In the second embodiment, from near the center in the longitudinal direction of the developing device 2,
Toner is supplied from a hopper. The supplied toner is agitated and conveyed toward both ends by an agitation conveyance means 6 (such as a screw with a different helical direction from the center). The partition wall 7 is linearly lowered from the center to both ends.

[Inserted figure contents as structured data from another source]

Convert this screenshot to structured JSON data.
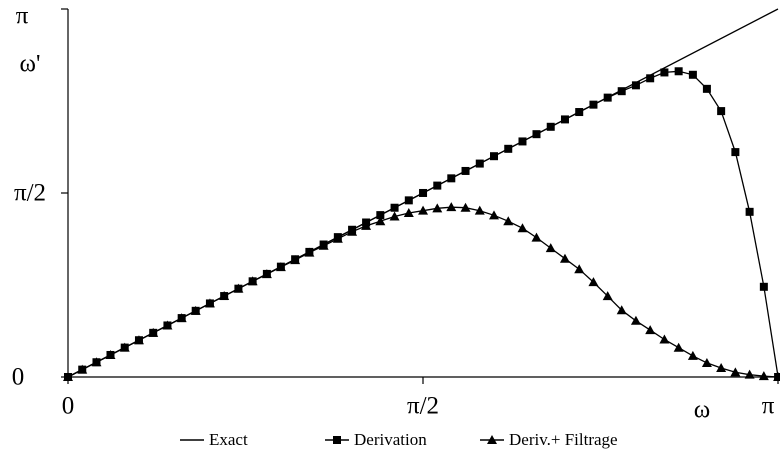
{
  "chart_data": {
    "type": "line",
    "y_label": "ω'",
    "x_label": "ω",
    "xlim": [
      0,
      3.1416
    ],
    "ylim": [
      0,
      3.1416
    ],
    "xticks": [
      0,
      {
        "value": 1.5708,
        "label": "π/2"
      },
      {
        "value": 3.1416,
        "label": "π"
      }
    ],
    "yticks": [
      0,
      {
        "value": 1.5708,
        "label": "π/2"
      },
      {
        "value": 3.1416,
        "label": "π"
      }
    ],
    "legend": "bottom",
    "series": [
      {
        "name": "Exact",
        "color": "#000000",
        "marker": "none",
        "x": [
          0,
          3.1416
        ],
        "values": [
          0,
          3.1416
        ]
      },
      {
        "name": "Derivation",
        "color": "#000000",
        "marker": "square",
        "x": [
          0,
          0.063,
          0.126,
          0.188,
          0.251,
          0.314,
          0.377,
          0.44,
          0.503,
          0.565,
          0.628,
          0.691,
          0.754,
          0.817,
          0.88,
          0.942,
          1.005,
          1.068,
          1.131,
          1.194,
          1.257,
          1.319,
          1.382,
          1.445,
          1.508,
          1.571,
          1.634,
          1.696,
          1.759,
          1.822,
          1.885,
          1.948,
          2.011,
          2.073,
          2.136,
          2.199,
          2.262,
          2.325,
          2.388,
          2.45,
          2.513,
          2.576,
          2.639,
          2.702,
          2.765,
          2.827,
          2.89,
          2.953,
          3.016,
          3.079,
          3.142
        ],
        "values": [
          0,
          0.063,
          0.126,
          0.188,
          0.251,
          0.314,
          0.377,
          0.44,
          0.503,
          0.565,
          0.628,
          0.691,
          0.754,
          0.817,
          0.88,
          0.942,
          1.005,
          1.068,
          1.131,
          1.194,
          1.257,
          1.319,
          1.382,
          1.445,
          1.508,
          1.571,
          1.634,
          1.696,
          1.759,
          1.822,
          1.885,
          1.948,
          2.011,
          2.073,
          2.136,
          2.199,
          2.262,
          2.325,
          2.385,
          2.44,
          2.49,
          2.55,
          2.6,
          2.61,
          2.58,
          2.46,
          2.27,
          1.92,
          1.41,
          0.77,
          0
        ]
      },
      {
        "name": "Deriv.+ Filtrage",
        "color": "#000000",
        "marker": "triangle",
        "x": [
          0,
          0.063,
          0.126,
          0.188,
          0.251,
          0.314,
          0.377,
          0.44,
          0.503,
          0.565,
          0.628,
          0.691,
          0.754,
          0.817,
          0.88,
          0.942,
          1.005,
          1.068,
          1.131,
          1.194,
          1.257,
          1.319,
          1.382,
          1.445,
          1.508,
          1.571,
          1.634,
          1.696,
          1.759,
          1.822,
          1.885,
          1.948,
          2.011,
          2.073,
          2.136,
          2.199,
          2.262,
          2.325,
          2.388,
          2.45,
          2.513,
          2.576,
          2.639,
          2.702,
          2.765,
          2.827,
          2.89,
          2.953,
          3.016,
          3.079,
          3.142
        ],
        "values": [
          0,
          0.063,
          0.126,
          0.188,
          0.251,
          0.314,
          0.377,
          0.44,
          0.503,
          0.565,
          0.628,
          0.691,
          0.754,
          0.817,
          0.878,
          0.938,
          0.998,
          1.062,
          1.12,
          1.18,
          1.24,
          1.29,
          1.33,
          1.37,
          1.4,
          1.42,
          1.44,
          1.45,
          1.445,
          1.42,
          1.38,
          1.33,
          1.27,
          1.19,
          1.1,
          1.01,
          0.92,
          0.81,
          0.69,
          0.57,
          0.48,
          0.4,
          0.32,
          0.25,
          0.18,
          0.12,
          0.077,
          0.04,
          0.02,
          0.008,
          0
        ]
      }
    ]
  }
}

At this time, similarly to the first embodiment shown in FIG. 1, the conveying pole S of the magnet roll is arranged so that the maximum magnetic flux density position on the sleeve is located below the lowest position C of the partition wall 7. , the same effects as the first embodiment can be obtained.

[Effects of the Invention] As explained above, according to the developing device of the present invention,
Since an appropriate amount of developer is carried on the developer carrier in a well-balanced manner in the longitudinal direction, it is possible to always provide a good visible image.

[Brief explanation of the drawing]

1 and 2 are schematic configuration diagrams of one embodiment of the present invention, FIG. 3 is a schematic diagram of another embodiment of the present invention, and FIG. 4 is a schematic diagram of a conventional device. 2 is a container, 3 is a magnet, 4 is a sleeve, 6 is an agitation conveyance member, and 7 is a partition wall.

Claims (2)

[Claims] (1) A developer carrier rotatable in a predetermined direction, a fixed magnetic field generating means disposed inside the developer carrier, a container containing a developer therein, and the developer in the container. A developing device including a developer stirring member disposed close to a developer carrying member, wherein the developer carrying member and the developer stirring member are partitioned by partition walls having different heights in the longitudinal direction. Further, a developing device characterized in that the developer transport pole of the magnetic field generating means is located upstream of the partition wall in the developer movement direction at all positions in the longitudinal direction. (2) The developing device according to claim (1), wherein the toner used as the developer has a volume average diameter of 4 to 9 micrometers.